At the same time, crypto lending can also be a very complicated business, as popular crypto lender Nexo is finding out. This comes as three investors have brought a case to a London High Court against the company claiming that it blocked them from withdrawing their funds and also pressured them into selling their crypto back to the exchange at an unfavourable price.
Nexo in Legal Drama
The parties at the centre of this suit are Jason and Owen Morton and their cousin Shane Morton who claim to have had millions of dollars on the exchange at one point. The problems began when the three started having concerns about the structure behind the company, the influence of its employees over its NEXO tokens, and its status with the UK’s Financial Conduct Authority (FCA).
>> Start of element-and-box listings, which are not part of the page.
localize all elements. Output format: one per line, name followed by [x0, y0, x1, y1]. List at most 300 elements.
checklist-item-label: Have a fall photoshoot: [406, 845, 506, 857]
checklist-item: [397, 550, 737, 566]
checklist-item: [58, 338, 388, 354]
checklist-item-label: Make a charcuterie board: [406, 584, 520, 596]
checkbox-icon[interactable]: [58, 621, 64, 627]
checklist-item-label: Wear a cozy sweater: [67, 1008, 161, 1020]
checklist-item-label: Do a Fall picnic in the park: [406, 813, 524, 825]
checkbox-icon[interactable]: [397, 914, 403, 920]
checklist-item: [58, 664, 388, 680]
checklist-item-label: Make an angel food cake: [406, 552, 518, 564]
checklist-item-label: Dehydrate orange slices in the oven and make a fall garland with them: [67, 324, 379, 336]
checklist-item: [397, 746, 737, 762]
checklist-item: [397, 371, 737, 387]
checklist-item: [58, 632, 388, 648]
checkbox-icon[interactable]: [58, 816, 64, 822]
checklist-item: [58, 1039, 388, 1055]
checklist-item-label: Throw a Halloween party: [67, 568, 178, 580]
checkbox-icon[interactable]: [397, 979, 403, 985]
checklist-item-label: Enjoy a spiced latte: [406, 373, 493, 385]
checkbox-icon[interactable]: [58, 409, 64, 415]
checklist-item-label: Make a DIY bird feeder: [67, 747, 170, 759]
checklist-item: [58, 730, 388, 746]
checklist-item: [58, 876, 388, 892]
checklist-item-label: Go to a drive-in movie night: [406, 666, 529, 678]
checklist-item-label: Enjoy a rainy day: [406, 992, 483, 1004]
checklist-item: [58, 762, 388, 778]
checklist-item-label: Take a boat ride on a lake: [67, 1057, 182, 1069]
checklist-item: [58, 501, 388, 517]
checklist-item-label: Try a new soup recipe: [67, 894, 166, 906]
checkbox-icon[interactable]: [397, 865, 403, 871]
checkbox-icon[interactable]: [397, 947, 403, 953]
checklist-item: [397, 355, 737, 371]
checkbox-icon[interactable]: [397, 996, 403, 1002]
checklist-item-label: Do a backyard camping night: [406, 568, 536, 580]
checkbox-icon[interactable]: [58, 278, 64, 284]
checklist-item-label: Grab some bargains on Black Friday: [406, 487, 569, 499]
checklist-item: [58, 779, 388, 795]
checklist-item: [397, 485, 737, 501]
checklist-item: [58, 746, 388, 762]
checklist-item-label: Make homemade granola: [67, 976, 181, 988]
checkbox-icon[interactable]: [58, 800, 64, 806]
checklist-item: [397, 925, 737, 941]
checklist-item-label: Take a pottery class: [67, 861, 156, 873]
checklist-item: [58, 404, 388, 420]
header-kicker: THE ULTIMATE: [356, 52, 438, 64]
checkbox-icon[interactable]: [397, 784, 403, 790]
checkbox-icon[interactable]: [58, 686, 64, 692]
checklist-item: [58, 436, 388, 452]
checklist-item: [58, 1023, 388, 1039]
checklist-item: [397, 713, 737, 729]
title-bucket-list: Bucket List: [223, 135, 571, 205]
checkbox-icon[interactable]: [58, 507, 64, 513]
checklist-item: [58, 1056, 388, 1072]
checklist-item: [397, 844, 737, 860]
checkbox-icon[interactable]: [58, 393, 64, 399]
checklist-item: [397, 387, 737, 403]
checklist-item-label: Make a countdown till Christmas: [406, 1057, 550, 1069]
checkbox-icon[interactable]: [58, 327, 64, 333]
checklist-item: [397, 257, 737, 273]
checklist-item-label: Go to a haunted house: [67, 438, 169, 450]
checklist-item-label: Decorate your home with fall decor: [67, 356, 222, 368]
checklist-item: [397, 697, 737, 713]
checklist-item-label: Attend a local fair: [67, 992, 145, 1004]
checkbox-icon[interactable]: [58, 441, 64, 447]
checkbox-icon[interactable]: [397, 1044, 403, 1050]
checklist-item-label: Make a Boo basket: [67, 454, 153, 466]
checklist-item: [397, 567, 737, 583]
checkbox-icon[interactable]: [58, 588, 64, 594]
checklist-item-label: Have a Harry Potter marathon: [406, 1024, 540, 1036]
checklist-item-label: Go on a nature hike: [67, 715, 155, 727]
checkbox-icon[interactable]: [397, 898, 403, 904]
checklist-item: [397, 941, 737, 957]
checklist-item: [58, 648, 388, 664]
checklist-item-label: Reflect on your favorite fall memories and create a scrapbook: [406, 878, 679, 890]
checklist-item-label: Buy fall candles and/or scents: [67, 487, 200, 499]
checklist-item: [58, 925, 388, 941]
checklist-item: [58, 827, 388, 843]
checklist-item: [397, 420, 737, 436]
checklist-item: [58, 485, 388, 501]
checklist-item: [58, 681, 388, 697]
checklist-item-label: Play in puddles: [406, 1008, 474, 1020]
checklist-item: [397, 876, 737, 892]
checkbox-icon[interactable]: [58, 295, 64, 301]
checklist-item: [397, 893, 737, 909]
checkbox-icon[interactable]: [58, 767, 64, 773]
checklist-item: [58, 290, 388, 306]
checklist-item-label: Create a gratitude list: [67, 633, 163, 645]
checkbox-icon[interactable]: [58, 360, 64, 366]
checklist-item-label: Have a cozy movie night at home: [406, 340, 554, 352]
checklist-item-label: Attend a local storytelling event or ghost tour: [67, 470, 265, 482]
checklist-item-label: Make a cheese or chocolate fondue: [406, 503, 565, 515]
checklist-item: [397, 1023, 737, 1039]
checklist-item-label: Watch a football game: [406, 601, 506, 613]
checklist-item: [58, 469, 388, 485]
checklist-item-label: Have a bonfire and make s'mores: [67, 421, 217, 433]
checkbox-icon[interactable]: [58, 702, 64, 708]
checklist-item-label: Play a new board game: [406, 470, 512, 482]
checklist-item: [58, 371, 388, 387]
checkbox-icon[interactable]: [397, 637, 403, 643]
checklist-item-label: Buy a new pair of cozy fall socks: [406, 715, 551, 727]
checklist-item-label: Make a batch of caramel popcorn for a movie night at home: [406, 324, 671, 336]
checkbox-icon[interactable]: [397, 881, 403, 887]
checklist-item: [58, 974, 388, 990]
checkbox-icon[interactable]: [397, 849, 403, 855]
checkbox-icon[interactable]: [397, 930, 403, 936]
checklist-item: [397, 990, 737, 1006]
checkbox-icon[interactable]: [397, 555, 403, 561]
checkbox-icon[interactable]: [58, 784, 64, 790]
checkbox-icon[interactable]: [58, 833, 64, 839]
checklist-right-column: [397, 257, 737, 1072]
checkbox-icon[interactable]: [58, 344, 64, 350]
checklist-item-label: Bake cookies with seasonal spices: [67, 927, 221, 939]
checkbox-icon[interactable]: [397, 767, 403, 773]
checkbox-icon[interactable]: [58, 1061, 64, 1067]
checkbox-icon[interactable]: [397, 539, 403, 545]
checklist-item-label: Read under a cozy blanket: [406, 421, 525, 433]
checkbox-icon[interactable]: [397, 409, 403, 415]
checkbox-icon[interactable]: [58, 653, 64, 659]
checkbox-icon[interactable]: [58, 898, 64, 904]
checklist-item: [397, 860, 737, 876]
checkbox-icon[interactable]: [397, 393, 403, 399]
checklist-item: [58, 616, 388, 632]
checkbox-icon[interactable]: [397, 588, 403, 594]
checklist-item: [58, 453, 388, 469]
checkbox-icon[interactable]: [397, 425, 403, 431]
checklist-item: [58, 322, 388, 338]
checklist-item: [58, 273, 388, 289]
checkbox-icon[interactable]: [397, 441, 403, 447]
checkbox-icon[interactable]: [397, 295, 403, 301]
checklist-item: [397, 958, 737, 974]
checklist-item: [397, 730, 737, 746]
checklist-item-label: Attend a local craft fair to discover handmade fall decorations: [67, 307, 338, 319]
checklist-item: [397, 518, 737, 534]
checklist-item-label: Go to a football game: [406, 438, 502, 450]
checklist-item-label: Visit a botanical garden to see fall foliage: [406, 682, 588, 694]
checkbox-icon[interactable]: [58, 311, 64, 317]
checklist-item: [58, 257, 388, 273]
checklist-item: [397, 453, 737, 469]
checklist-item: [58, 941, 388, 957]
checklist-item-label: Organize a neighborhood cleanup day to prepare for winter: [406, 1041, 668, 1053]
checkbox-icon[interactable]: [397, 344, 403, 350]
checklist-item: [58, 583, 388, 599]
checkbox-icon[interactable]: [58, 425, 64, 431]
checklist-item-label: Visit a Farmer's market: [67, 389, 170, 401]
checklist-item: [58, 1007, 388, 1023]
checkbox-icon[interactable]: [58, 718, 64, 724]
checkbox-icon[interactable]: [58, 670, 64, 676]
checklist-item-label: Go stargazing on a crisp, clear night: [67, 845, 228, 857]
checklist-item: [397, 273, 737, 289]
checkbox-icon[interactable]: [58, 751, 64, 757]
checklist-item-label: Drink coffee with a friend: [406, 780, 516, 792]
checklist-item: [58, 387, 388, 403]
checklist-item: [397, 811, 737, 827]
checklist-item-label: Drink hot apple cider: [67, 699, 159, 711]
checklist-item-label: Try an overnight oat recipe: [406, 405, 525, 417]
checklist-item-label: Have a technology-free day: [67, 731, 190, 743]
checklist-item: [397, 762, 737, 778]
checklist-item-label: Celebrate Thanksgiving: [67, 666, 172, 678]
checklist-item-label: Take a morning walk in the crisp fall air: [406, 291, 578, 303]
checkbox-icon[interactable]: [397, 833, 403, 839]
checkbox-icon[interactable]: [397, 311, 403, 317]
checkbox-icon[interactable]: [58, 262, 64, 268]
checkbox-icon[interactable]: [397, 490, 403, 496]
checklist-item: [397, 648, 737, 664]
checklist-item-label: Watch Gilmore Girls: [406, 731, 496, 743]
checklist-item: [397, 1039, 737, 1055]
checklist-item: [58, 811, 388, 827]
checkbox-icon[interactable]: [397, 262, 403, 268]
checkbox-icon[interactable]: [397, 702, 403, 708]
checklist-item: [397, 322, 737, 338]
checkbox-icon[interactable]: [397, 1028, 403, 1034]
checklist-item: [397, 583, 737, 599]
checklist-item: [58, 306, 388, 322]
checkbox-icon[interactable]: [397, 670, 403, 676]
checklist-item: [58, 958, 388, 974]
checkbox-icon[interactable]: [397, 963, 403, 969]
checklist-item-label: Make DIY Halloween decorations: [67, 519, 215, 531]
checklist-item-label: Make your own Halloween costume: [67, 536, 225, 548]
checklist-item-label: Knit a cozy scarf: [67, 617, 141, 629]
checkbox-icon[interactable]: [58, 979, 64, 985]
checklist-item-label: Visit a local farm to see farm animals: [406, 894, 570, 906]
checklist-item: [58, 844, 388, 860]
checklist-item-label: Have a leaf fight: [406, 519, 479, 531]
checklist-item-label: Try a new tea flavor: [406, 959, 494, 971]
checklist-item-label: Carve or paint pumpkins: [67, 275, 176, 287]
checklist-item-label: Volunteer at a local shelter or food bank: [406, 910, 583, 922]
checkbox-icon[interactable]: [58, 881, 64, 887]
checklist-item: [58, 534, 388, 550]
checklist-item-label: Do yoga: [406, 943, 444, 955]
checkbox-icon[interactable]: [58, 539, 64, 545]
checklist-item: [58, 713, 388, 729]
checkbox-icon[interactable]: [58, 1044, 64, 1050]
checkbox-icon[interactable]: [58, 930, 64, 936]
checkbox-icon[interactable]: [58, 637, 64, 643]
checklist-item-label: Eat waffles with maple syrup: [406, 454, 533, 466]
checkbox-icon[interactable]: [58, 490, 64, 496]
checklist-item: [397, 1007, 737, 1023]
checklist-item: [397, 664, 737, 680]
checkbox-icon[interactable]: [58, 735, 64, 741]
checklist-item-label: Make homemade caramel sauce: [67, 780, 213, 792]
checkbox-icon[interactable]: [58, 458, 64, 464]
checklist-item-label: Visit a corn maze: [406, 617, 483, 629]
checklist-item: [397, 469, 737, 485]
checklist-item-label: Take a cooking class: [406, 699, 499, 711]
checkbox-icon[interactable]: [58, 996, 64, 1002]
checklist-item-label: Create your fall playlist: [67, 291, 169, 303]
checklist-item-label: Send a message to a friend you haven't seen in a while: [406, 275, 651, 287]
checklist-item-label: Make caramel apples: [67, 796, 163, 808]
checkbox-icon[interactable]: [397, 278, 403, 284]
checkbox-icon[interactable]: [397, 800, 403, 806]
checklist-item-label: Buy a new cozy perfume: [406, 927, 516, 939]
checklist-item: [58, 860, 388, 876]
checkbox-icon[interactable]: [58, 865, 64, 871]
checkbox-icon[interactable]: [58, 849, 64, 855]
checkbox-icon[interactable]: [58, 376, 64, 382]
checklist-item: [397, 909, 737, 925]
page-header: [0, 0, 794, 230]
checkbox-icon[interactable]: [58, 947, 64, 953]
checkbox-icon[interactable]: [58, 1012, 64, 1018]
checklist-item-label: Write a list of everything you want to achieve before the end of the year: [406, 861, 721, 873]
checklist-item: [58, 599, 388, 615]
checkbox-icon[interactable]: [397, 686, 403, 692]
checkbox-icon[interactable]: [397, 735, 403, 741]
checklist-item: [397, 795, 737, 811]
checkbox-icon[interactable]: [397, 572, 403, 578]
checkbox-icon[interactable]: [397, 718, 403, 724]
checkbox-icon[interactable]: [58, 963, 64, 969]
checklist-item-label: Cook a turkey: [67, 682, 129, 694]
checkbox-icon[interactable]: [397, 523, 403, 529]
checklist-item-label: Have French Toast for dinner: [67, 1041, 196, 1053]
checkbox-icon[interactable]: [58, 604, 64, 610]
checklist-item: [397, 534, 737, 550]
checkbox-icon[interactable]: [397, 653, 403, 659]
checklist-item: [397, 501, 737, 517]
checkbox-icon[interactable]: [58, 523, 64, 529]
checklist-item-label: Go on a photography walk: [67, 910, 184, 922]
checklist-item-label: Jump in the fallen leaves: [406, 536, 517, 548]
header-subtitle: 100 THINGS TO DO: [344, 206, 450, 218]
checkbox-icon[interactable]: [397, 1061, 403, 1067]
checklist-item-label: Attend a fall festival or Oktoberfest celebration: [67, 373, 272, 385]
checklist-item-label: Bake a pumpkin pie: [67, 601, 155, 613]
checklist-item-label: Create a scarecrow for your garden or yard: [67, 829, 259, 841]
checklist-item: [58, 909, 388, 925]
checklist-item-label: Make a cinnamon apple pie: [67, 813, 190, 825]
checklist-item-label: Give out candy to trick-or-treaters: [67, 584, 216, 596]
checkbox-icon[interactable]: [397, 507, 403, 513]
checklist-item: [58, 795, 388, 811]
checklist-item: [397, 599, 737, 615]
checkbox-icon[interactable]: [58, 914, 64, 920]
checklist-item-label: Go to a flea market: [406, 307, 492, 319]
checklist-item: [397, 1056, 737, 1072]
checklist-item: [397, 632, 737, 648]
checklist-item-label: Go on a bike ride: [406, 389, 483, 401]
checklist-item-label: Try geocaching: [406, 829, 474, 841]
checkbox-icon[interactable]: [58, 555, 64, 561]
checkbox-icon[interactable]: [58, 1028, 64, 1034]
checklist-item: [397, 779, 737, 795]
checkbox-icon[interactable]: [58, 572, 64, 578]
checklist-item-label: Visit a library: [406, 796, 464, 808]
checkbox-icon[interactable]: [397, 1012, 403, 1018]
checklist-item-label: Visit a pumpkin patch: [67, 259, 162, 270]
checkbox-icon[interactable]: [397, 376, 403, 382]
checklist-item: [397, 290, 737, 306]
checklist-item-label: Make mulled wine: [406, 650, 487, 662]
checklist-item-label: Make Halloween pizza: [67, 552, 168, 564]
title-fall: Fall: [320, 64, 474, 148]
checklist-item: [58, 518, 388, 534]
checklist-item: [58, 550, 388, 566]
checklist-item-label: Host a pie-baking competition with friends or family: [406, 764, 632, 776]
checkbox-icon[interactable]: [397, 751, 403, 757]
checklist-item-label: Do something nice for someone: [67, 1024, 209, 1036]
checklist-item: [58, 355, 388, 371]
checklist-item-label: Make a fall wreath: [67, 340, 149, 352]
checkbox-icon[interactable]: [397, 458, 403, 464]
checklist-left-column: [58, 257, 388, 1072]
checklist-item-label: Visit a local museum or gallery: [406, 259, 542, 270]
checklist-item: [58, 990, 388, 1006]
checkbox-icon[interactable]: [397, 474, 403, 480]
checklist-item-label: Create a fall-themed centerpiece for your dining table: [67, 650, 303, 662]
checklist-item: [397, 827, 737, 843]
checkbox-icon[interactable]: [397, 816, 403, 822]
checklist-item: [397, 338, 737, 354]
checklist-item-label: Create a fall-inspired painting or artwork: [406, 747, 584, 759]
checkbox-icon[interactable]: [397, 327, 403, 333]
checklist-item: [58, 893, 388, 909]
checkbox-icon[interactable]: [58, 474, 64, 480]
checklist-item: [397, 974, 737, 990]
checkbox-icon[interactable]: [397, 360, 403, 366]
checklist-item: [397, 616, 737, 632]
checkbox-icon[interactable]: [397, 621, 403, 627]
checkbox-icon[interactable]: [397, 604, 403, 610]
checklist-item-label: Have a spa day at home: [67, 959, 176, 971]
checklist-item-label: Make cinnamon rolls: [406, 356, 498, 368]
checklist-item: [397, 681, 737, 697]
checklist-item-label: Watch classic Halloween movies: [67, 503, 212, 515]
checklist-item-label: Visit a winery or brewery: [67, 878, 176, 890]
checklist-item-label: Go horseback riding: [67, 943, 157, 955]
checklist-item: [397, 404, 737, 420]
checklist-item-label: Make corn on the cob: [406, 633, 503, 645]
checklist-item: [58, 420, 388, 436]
The trio had brought these concerns to Nexo in late 2020 but were not satisfied with the response they received. As such, they began making moves to liquidate their $126 million holdings in the company by selling their Nexo tokens. These sales took place in small amounts so as to not affect the overall market price of the token.
This is when the exchange retaliated and, as per court documents, put a $150,000 per day withdrawal limit on their accounts. Then, on March 23, 2021, the exchange disabled the buttons on the entrepreneurs’ dashboards, stopping them from withdrawing anything. Furthermore, the entrepreneurs could not convert their NEXO tokens to any other cryptocurrency, leaving them in a precarious situation.
After speaking with their account manager with Nexo, they were told that their withdrawals were frozen to protect the market price of the token. Furthermore, they were offered a deal to sell their tokens at a 60% discount on the typical market price to regain access to their accounts’ features. They agreed to this and received $38,948,743 for their tokens.
However, the entrepreneurs have claimed that the tokens they were pressured into selling were worth $85.4 million at the time and that the deal was unfair. Now, they are suing the exchange.
The exchange, on its part, has denied any wrongdoing and slammed the lawsuit as being opportunistic. Speaking to CoinDesk, lawyers for the exchange said that the sale happened over a year ago and that lawsuit being brought forward now was in bad faith.
“All transactions, including the sale of their Nexo tokens, were completed in good faith, were documented and were accepted as final by the claimants at execution. Having made substantial profits from trading their Nexo tokens, the claimants withdrew all their assets from the Nexo platform,” the lawyers said.
Industry watchers will just have to wait and see how this case unfolds and who the law decides to side with.